Braço-de-ferro e mão sindical
Idealizado pelo também dono da Douro Azul como "o melhor hotel de cinco estrelas da cidade do Porto", este empreendimento inclui 78 quartos, nove apartamentos T1 e a recuperação da memória do Café Monumental, que terá capacidade para 140 pessoas.

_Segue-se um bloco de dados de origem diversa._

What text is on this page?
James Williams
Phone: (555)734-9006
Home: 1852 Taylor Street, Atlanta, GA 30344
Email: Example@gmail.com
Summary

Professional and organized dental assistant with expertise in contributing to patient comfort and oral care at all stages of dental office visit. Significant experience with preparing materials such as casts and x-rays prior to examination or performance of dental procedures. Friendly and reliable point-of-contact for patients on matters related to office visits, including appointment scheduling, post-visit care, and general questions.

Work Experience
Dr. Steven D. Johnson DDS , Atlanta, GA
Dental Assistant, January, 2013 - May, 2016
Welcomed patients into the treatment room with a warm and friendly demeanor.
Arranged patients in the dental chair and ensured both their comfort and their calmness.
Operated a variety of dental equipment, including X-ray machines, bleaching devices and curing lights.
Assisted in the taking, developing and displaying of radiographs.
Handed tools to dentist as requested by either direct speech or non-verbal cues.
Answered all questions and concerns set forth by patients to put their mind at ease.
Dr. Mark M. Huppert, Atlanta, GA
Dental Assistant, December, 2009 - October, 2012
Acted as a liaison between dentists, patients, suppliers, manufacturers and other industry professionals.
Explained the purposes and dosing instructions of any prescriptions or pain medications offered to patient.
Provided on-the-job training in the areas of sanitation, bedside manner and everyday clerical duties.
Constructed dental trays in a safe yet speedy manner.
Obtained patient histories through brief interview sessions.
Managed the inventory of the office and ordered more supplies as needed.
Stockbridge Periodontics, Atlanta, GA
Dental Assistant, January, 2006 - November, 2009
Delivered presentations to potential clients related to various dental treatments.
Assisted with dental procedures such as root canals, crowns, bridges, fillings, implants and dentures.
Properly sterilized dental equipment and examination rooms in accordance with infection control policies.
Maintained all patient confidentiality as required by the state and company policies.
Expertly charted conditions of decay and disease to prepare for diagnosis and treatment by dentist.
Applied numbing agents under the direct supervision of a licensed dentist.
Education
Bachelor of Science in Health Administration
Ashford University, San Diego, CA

Quando foi inaugurado, em Novembro de 1930, era o maior café do país e considerado um dos mais luxuosos da Península Ibérica, dispunha de 24 mesas de bilhar e era também famoso por ter uma grande sala de concertos onde diariamente tocavam duas orquestras ao vivo.
No entanto, a empresa de Mário Ferreira chegou agora à conclusão que o ACE se mostra "incapaz de cumprir o projecto e de suportar os termos constantes do contrato, nomeadamente não apresentando as garantias bancárias a que se obriga, incapaz de garantir a manutenção das suas equipas em obra, apresentar uma total incapacidade financeira para cumprir com as suas obrigações e demonstrar total incapacidade para cumprir os prazos de conclusão da obra estabelecidos de mútuo acordo". A estes argumentos soma ainda "a evidente descoordenação da equipa de gestão da empreitada".
Ora, "tomada esta decisão por força da incapacidade dos actuais parceiros e perante a ausência de contacto e envolvimento do Dr. Joaquim Fitas, que se tem mostrado ausente e incontactável de todo o processo desde Julho" deste ano, a dona da obra refere que irá "tomar todas as diligências necessárias para garantir a continuidade e conclusão da empreitada, empregando para tal os meios próprios que considerar pertinentes e recorrendo ao mercado para encontrar soluções mais capazes".
Logo na sexta-feira, o Sindicato da Construção de Portugal, liderado por Albano Ribeiro, antecipou que "se o dono da obra [retirasse] a empreitada à Soares da Costa, mantendo os trabalhadores em obra, o sindicato [estaria] inteiramente de acordo com esta decisão". Numa aparente tentativa de agarrar essa mão que se estendeu, a MI sustenta que, "havendo exequibilidade jurídica e legal", está "disponível, fora do âmbito do ACE, para tentar encontrar uma solução que possibilite a manutenção destes colaboradores no processo da empreitada, mantendo os seus enquadramentos salariais actuais".